*In the weeks leading up to the 2008 NFL Draft (April 26-27), BR.com will offer a look into the top prospects by position. This week, defensive backs take the spotlight, with Kenny Phillips of Miami up next. *
Considering his pedigree, Kenny Phillips is feeling a lot of pressure. The former Miami standout is the next in a long line of Hurricanes safeties that rode tremendous success at the amateur level to a first-round draft status.
The Ravens' own Ed Reed, selected 24th overall in 2002, and late Washington Redskin Sean Taylor (fifth overall in 2004) both turned out to be Pro Bowlers.
New England Patriot Brandon Merriweather - the 24th pick in last year's draft - may be close after starting as a nickelback in the Super Bowl.
In a 2008 class relatively light at the safety position, Phillips hopes he can maintain the first-round institution of "Tha U."
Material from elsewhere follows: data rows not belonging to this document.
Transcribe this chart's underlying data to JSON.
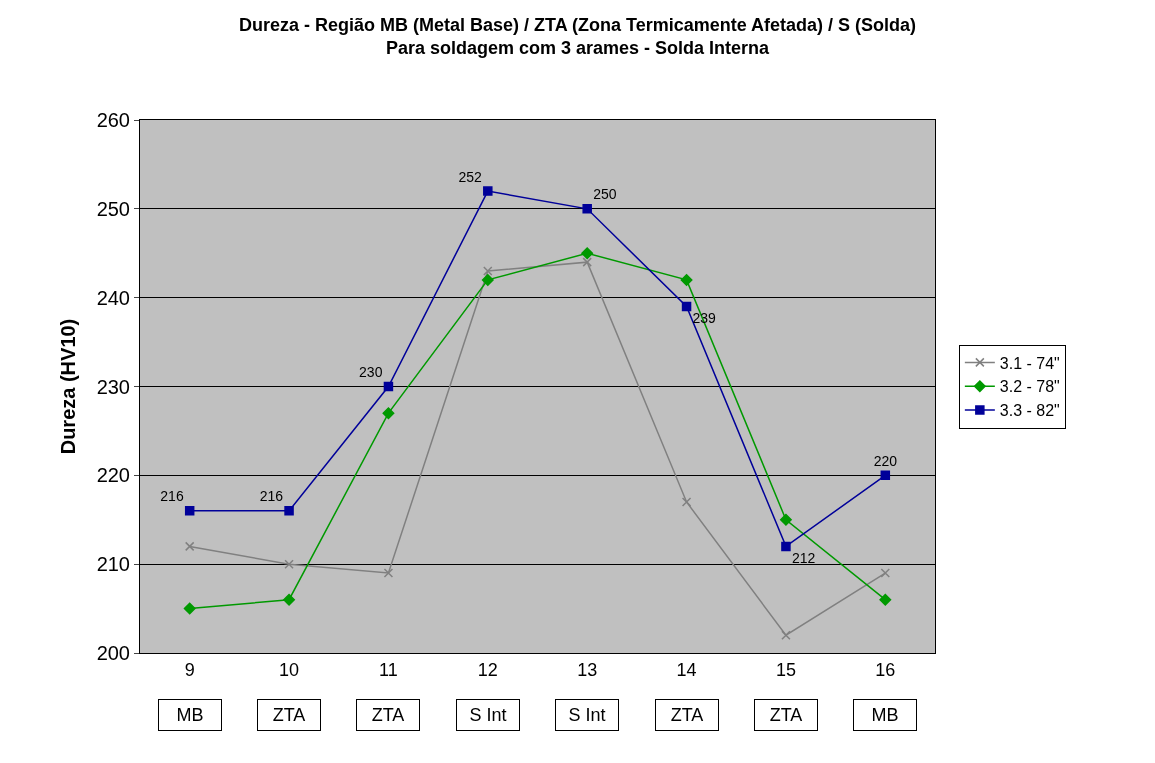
{
  "chart_data": {
    "type": "line",
    "title": "Dureza - Região MB (Metal Base) / ZTA (Zona Termicamente Afetada) / S (Solda)",
    "subtitle": "Para soldagem com 3 arames - Solda Interna",
    "ylabel": "Dureza (HV10)",
    "categories": [
      "9",
      "10",
      "11",
      "12",
      "13",
      "14",
      "15",
      "16"
    ],
    "series": [
      {
        "name": "3.1 - 74\"",
        "color": "#808080",
        "marker": "cross",
        "values": [
          212,
          210,
          209,
          243,
          244,
          217,
          202,
          209
        ]
      },
      {
        "name": "3.2 - 78\"",
        "color": "#009900",
        "marker": "diamond",
        "values": [
          205,
          206,
          227,
          242,
          245,
          242,
          215,
          206
        ]
      },
      {
        "name": "3.3 - 82\"",
        "color": "#000099",
        "marker": "square",
        "values": [
          216,
          216,
          230,
          252,
          250,
          239,
          212,
          220
        ],
        "value_labels": [
          "216",
          "216",
          "230",
          "252",
          "250",
          "239",
          "212",
          "220"
        ]
      }
    ],
    "annotations": [
      "MB",
      "ZTA",
      "ZTA",
      "S Int",
      "S Int",
      "ZTA",
      "ZTA",
      "MB"
    ],
    "ylim": [
      200,
      260
    ],
    "yticks": [
      200,
      210,
      220,
      230,
      240,
      250,
      260
    ],
    "grid": "y",
    "legend": "right",
    "line_style": "solid"
  }
}
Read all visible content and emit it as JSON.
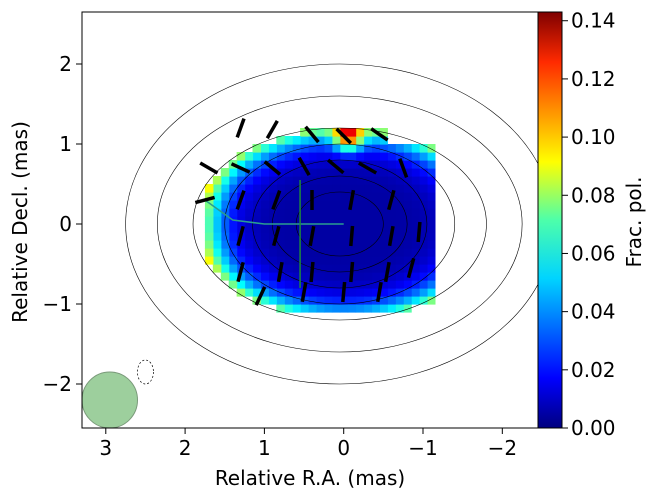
{
  "chart_data": {
    "type": "heatmap",
    "title": "",
    "xlabel": "Relative R.A. (mas)",
    "ylabel": "Relative Decl. (mas)",
    "xlim": [
      3.3,
      -2.45
    ],
    "ylim": [
      -2.55,
      2.65
    ],
    "x_ticks": [
      3,
      2,
      1,
      0,
      -1,
      -2
    ],
    "y_ticks": [
      2,
      1,
      0,
      -1,
      -2
    ],
    "x_tick_labels": [
      "3",
      "2",
      "1",
      "0",
      "−1",
      "−2"
    ],
    "y_tick_labels": [
      "2",
      "1",
      "0",
      "−1",
      "−2"
    ],
    "colorbar": {
      "label": "Frac. pol.",
      "colormap": "jet",
      "range": [
        0.0,
        0.143
      ],
      "ticks": [
        0.0,
        0.02,
        0.04,
        0.06,
        0.08,
        0.1,
        0.12,
        0.14
      ],
      "tick_labels": [
        "0.00",
        "0.02",
        "0.04",
        "0.06",
        "0.08",
        "0.10",
        "0.12",
        "0.14"
      ]
    },
    "fractional_polarization_map": {
      "pixel_size_mas": 0.1,
      "center": [
        0.0,
        0.0
      ],
      "semi_axis_ra": 1.85,
      "semi_axis_dec": 1.2,
      "center_value": 0.005,
      "edge_value": 0.075,
      "high_spot": {
        "x": -0.05,
        "y": 1.1,
        "value": 0.1
      }
    },
    "contours": {
      "center": [
        0.05,
        0.0
      ],
      "levels": [
        {
          "rx": 0.55,
          "ry": 0.4
        },
        {
          "rx": 0.85,
          "ry": 0.6
        },
        {
          "rx": 1.1,
          "ry": 0.8
        },
        {
          "rx": 1.45,
          "ry": 1.0
        },
        {
          "rx": 1.85,
          "ry": 1.2
        },
        {
          "rx": 2.3,
          "ry": 1.6
        },
        {
          "rx": 2.7,
          "ry": 2.0
        }
      ],
      "negative_contour": {
        "x": 2.5,
        "y": -1.85
      }
    },
    "evpa_ticks": [
      {
        "x": 1.3,
        "y": 1.2,
        "angle": 70
      },
      {
        "x": 0.9,
        "y": 1.18,
        "angle": 60
      },
      {
        "x": 0.4,
        "y": 1.12,
        "angle": -50
      },
      {
        "x": 0.0,
        "y": 1.1,
        "angle": -45
      },
      {
        "x": -0.45,
        "y": 1.12,
        "angle": -35
      },
      {
        "x": 1.7,
        "y": 0.7,
        "angle": -30
      },
      {
        "x": 1.3,
        "y": 0.7,
        "angle": -25
      },
      {
        "x": 0.9,
        "y": 0.7,
        "angle": -40
      },
      {
        "x": 0.5,
        "y": 0.72,
        "angle": -60
      },
      {
        "x": 0.1,
        "y": 0.72,
        "angle": -40
      },
      {
        "x": -0.3,
        "y": 0.7,
        "angle": -30
      },
      {
        "x": -0.75,
        "y": 0.7,
        "angle": -70
      },
      {
        "x": 1.75,
        "y": 0.3,
        "angle": 15
      },
      {
        "x": 1.3,
        "y": 0.3,
        "angle": 70
      },
      {
        "x": 0.85,
        "y": 0.3,
        "angle": 70
      },
      {
        "x": 0.4,
        "y": 0.3,
        "angle": 90
      },
      {
        "x": -0.1,
        "y": 0.3,
        "angle": 80
      },
      {
        "x": -0.6,
        "y": 0.3,
        "angle": 75
      },
      {
        "x": 1.3,
        "y": -0.15,
        "angle": 75
      },
      {
        "x": 0.85,
        "y": -0.15,
        "angle": 75
      },
      {
        "x": 0.4,
        "y": -0.15,
        "angle": 80
      },
      {
        "x": -0.1,
        "y": -0.15,
        "angle": 85
      },
      {
        "x": -0.6,
        "y": -0.15,
        "angle": 80
      },
      {
        "x": -0.95,
        "y": -0.1,
        "angle": 85
      },
      {
        "x": 1.3,
        "y": -0.6,
        "angle": 75
      },
      {
        "x": 0.8,
        "y": -0.6,
        "angle": 80
      },
      {
        "x": 0.4,
        "y": -0.6,
        "angle": 85
      },
      {
        "x": -0.1,
        "y": -0.6,
        "angle": 85
      },
      {
        "x": -0.55,
        "y": -0.6,
        "angle": 80
      },
      {
        "x": -0.85,
        "y": -0.55,
        "angle": 75
      },
      {
        "x": 1.05,
        "y": -0.9,
        "angle": 65
      },
      {
        "x": 0.5,
        "y": -0.85,
        "angle": 80
      },
      {
        "x": 0.0,
        "y": -0.85,
        "angle": 85
      },
      {
        "x": -0.45,
        "y": -0.85,
        "angle": 80
      }
    ],
    "jet_axis": {
      "color": "#2a9d8f",
      "points": [
        [
          1.75,
          0.3
        ],
        [
          1.4,
          0.05
        ],
        [
          1.0,
          0.0
        ],
        [
          0.0,
          0.0
        ]
      ],
      "cross": [
        [
          0.55,
          0.55
        ],
        [
          0.55,
          -0.8
        ]
      ]
    },
    "beam": {
      "x": 2.95,
      "y": -2.2,
      "rx": 0.35,
      "ry": 0.35,
      "color": "#9dcf9d"
    }
  }
}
"It would be real good [to be selected in the first round]," he said at the NFL Combine. "I don't want to be the one who messes up the tradition. Nobody wants to be the one who messes it up."
Despite the added pressure of being this year's standard-bearer along with highly-rated defensive end Calais Campbell, Phillips embraces his Hurricane lineage.
He counts Reed, a tireless study of the game, among his mentors. The 2003 NFL Defensive Player of the Year gave Phillips some pointed advice to guide his fledgling career. It seemed to have taken root, as Phillips earned a reputation in Coral Gables as a film nut that is relentless in his preparation.
"I spend so much time in the film room," Phillips explained. "I got that trick from Ed Reed. When I first got there me and him talked a whole lot, and he told me to stay in the film room."
Phillips spent two of his three years at Miami sharing the secondary with Merriweather, who took the underclassman under his wing as soon as he stepped on campus.
"When I first came in he was the one that taught me the plays," he said of his former teammate. "He let me stay with him in the summer so I didn't have to go back and forth. He really took me under his wing and taught me everything I know. I talk to him every week."
Following an 82 tackle year when Phillips was voted All-ACC and a finalist for the Jim Thorpe Award (given to the nation's top defensive back), those conversations focused more and more on the draft.
The 21-year-old was advised by Miami coach Randy Shannon to remain in school if he wasn't projected to be a top-15 pick, but Merriweather offered a different take.
"He just told me make sure it's the right decision for you," Phillips said. "Don't do it just because of the money situation or anything like that. Just make sure that you feel in your heart it's the right decision."
At 6-foot-2, 212 pounds, Phillips possesses the size to deliver big hits and blanket tight ends and slot receivers over the middle. The 4.48-second 40 he ran at the Combine showcased speed necessary to range the entire field.
Will all that be enough to continue the Miami legacy? A meager two-interception performance in 2007, coupled with the 'Canes' disappointing 5-7 record, have many draft analysts slotting Phillips on the cusp of the first round.
"The way I played speaks for itself," Phillips counters. "Even though I didn't have a good season, I feel I performed well this season."
Wherever the young safety ends up, he is eager to help those left behind at Miami. The assistance that Reed and Merriweather gave to a freshman Phillips should be paid forward.
In Phillips' eyes, Miami's tradition of first-rounders starts with a tradition of alumni leadership.
"We're a family," he commented. "As soon as I got [to Miami] Ed Reed wasted no time coming to talk to me, sharing tips with me because he wanted to see me succeed. He wanted to see me be successful.
"That's the brotherhood we have at the University of Miami."